Your Personal Covid Risk

I’ve spent like eighteen months trying to figure out how to think about and understand this question, in a way that lets me make what seem like sensible, everyday decisions. I think I’ve gotten there, or close. I’m sharing here in case it’s helpful to my gentle readers.

I’m fully vaxxed. Here’s a typical, day-to-day question: If I go out to dinner in Seattle with some random friends, indoors, unmasked, how much of a risk is that? This Dave Leonhardt article finally gave me the numbers I needed to figure that.

His (literal) headline takeway: In the U.S., if you’re vaxxed your daily odds of getting infected are about 1 in 5,000. In low-infection, hi-vax areas like Seattle, more like 1 in 10,000. (Per Leonhardt, only three places in the U.S. even collect that data for vaxed vs unvaxed: Utah, Virginia, and King County, WA. Yay us.)

But what in the hell do I do with that number? What does it mean? He tries to help: “It would take more than three months for the combined risk to reach just 1 percent.” That three-month multiplication is well-intentioned, but it’s an odd, arbitrary choice of period.

I realized long ago: when you ask “what are my odds/chances of getting infected?” (and then etc. from that), you have to ask, your odds over what period? Otherwise it’s meaningless.

So now jumping to the best thing I’ve seen, a personal Covid risk calculator that some SF folks built.

It starts with an arbitrarily-chosen personal annual risk “budget”: “I’m willing to accept a 1% annual risk of getting infected.” (This choice is baked into the site, right down to its name: “Microcovid.”) Divide that risk budget by 12 for monthly budget (0.08% risk), 52 for weekly, whatever. They use weekly, which I also find useful.

Now compare: a 1 in 10,000 daily risk, 0.01% (which sounds super low, right?) is 3.65% annual risk. (Just multiply by 365.) So I’m like, “1% annual is kind of a ridiculously low risk budget, given the low ensuing risk of hospitalization much less death.” Especially if you’re vaccinated.
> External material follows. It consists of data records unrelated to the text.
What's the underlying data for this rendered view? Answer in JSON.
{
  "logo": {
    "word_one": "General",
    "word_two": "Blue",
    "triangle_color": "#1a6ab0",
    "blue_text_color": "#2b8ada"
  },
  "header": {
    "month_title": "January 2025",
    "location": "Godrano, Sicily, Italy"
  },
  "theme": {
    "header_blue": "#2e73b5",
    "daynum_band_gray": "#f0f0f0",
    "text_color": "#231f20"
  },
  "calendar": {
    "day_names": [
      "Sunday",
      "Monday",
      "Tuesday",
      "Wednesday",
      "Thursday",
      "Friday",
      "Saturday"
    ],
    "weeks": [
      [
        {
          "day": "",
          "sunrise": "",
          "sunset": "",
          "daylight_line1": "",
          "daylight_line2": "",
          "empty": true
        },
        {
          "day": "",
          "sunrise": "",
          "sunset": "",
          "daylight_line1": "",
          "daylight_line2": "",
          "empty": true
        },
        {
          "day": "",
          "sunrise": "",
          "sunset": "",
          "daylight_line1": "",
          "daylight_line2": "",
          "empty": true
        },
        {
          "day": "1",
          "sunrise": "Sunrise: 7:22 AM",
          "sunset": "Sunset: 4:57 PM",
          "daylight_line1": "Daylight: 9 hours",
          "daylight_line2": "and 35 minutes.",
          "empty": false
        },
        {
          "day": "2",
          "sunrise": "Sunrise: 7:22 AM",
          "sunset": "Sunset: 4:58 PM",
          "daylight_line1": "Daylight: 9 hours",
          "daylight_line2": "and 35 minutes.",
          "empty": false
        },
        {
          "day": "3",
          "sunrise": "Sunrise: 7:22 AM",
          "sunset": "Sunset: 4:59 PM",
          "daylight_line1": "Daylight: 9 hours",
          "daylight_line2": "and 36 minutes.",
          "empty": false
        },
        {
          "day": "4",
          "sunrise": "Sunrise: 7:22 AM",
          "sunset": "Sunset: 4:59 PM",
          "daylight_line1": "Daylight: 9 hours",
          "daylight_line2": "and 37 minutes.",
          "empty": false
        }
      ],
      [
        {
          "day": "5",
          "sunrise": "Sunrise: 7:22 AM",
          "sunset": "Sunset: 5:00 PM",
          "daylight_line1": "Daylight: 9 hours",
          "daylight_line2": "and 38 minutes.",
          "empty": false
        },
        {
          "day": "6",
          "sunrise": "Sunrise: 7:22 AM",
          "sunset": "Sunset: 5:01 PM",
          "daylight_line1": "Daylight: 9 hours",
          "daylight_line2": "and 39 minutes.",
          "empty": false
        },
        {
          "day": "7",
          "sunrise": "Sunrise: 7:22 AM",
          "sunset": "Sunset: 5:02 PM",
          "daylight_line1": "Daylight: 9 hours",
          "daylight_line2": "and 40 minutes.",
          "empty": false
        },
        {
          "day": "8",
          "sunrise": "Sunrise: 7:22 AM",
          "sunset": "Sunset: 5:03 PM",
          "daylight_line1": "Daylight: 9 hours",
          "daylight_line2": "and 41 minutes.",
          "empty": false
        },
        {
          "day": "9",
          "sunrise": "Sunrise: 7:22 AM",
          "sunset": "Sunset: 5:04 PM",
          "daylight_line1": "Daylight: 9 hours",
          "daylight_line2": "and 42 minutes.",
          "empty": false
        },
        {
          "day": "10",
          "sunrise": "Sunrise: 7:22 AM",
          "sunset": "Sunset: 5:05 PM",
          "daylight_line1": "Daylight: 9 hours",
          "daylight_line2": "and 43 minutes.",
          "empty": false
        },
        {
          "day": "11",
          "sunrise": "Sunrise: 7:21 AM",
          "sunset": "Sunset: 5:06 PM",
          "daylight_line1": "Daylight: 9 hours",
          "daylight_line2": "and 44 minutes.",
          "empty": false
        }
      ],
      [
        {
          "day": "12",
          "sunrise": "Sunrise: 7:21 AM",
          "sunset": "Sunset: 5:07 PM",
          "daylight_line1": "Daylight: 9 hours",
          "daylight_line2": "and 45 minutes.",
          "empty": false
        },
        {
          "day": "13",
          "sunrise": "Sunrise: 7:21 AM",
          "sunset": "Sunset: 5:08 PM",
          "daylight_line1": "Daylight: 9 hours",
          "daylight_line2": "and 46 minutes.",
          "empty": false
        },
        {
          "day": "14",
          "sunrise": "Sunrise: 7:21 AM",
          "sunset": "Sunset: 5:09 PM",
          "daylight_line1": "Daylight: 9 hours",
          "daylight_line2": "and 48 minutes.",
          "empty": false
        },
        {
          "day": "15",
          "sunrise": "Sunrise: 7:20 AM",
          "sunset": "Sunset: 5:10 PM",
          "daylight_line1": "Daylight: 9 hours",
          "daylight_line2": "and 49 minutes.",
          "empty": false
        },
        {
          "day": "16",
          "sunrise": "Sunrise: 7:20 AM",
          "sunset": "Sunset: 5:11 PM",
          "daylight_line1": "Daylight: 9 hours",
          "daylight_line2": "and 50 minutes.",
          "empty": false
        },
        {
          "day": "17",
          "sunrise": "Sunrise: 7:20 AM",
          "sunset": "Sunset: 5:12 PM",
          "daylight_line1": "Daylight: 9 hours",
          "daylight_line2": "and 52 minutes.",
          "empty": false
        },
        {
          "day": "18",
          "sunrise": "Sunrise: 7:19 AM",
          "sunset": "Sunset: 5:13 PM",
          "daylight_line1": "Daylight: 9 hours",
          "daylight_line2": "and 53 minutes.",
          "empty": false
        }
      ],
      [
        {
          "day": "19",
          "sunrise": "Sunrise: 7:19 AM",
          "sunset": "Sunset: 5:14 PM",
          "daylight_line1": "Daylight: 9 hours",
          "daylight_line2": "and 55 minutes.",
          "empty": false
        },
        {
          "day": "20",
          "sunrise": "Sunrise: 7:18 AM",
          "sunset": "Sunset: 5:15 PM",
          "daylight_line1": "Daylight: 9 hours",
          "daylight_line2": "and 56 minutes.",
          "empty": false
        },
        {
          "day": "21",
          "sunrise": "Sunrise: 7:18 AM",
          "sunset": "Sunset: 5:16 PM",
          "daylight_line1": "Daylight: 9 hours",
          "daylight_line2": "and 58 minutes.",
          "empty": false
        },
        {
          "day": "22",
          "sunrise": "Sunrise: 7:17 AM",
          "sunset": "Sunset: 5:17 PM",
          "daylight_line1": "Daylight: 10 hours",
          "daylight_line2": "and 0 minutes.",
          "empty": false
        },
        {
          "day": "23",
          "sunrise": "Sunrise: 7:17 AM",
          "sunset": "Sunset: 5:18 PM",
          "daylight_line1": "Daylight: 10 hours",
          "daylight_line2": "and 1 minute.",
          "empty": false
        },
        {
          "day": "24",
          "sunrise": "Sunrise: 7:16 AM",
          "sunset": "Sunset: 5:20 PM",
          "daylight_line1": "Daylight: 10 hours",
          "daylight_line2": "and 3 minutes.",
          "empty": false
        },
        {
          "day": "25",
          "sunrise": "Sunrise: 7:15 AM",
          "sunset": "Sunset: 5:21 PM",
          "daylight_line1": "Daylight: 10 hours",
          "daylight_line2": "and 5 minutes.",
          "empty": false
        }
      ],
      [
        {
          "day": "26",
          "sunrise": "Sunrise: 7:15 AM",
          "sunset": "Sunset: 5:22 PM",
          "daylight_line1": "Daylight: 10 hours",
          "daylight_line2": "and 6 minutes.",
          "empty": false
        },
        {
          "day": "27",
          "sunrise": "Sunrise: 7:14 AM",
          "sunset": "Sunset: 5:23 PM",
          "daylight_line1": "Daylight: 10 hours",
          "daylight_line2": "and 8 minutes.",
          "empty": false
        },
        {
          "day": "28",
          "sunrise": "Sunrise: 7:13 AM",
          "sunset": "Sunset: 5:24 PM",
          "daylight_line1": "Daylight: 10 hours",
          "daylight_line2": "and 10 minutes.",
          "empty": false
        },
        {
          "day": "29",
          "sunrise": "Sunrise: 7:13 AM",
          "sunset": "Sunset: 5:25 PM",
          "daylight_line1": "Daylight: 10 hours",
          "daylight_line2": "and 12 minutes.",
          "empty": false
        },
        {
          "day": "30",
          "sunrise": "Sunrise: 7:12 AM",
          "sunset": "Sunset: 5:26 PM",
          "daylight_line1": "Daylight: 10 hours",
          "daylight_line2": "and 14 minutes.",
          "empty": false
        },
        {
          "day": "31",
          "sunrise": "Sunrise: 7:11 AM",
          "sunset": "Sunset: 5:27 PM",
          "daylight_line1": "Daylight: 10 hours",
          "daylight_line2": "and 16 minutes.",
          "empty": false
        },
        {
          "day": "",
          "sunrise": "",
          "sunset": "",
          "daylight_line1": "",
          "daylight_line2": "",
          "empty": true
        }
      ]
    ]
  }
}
Those worst outcomes are very unlikely.

So I’m like, what’s a benchmark annual risk I could compare it to? Try this: An average person’s daily risk of a home accident/injury with a doctor/ER visit is 1 in 5,000. That includes kids and elderly, who are more accident-prone.

That’s 7% annual risk. Once every 14 years. Six times in an 85-year life. Seems a decent ballpark estimate to my anecdotal experience/observations, if you include childhood/old-age injuries. Maybe a bit high. Whatever.

So, say I change my annual covid-infection risk budget to 7%. Then the calculator sez: if I eat out with four friends, indoors, nobody’s masked, restaurant has a HEPA filter running, that only consumes 5% of my weekly risk budget. You can tweak those numbers as you wish; I might do so as well. But it’s not a bad starting ballpark for me.

This doesn’t touch on risk you pose to others, community risk, risk of exponential spread in the population. Or, say, the risk to your restaurant servers (notably including my daughter). Those are things I also definitely consider. But this is a baseline of what you’d need to start with, to consider those subjects.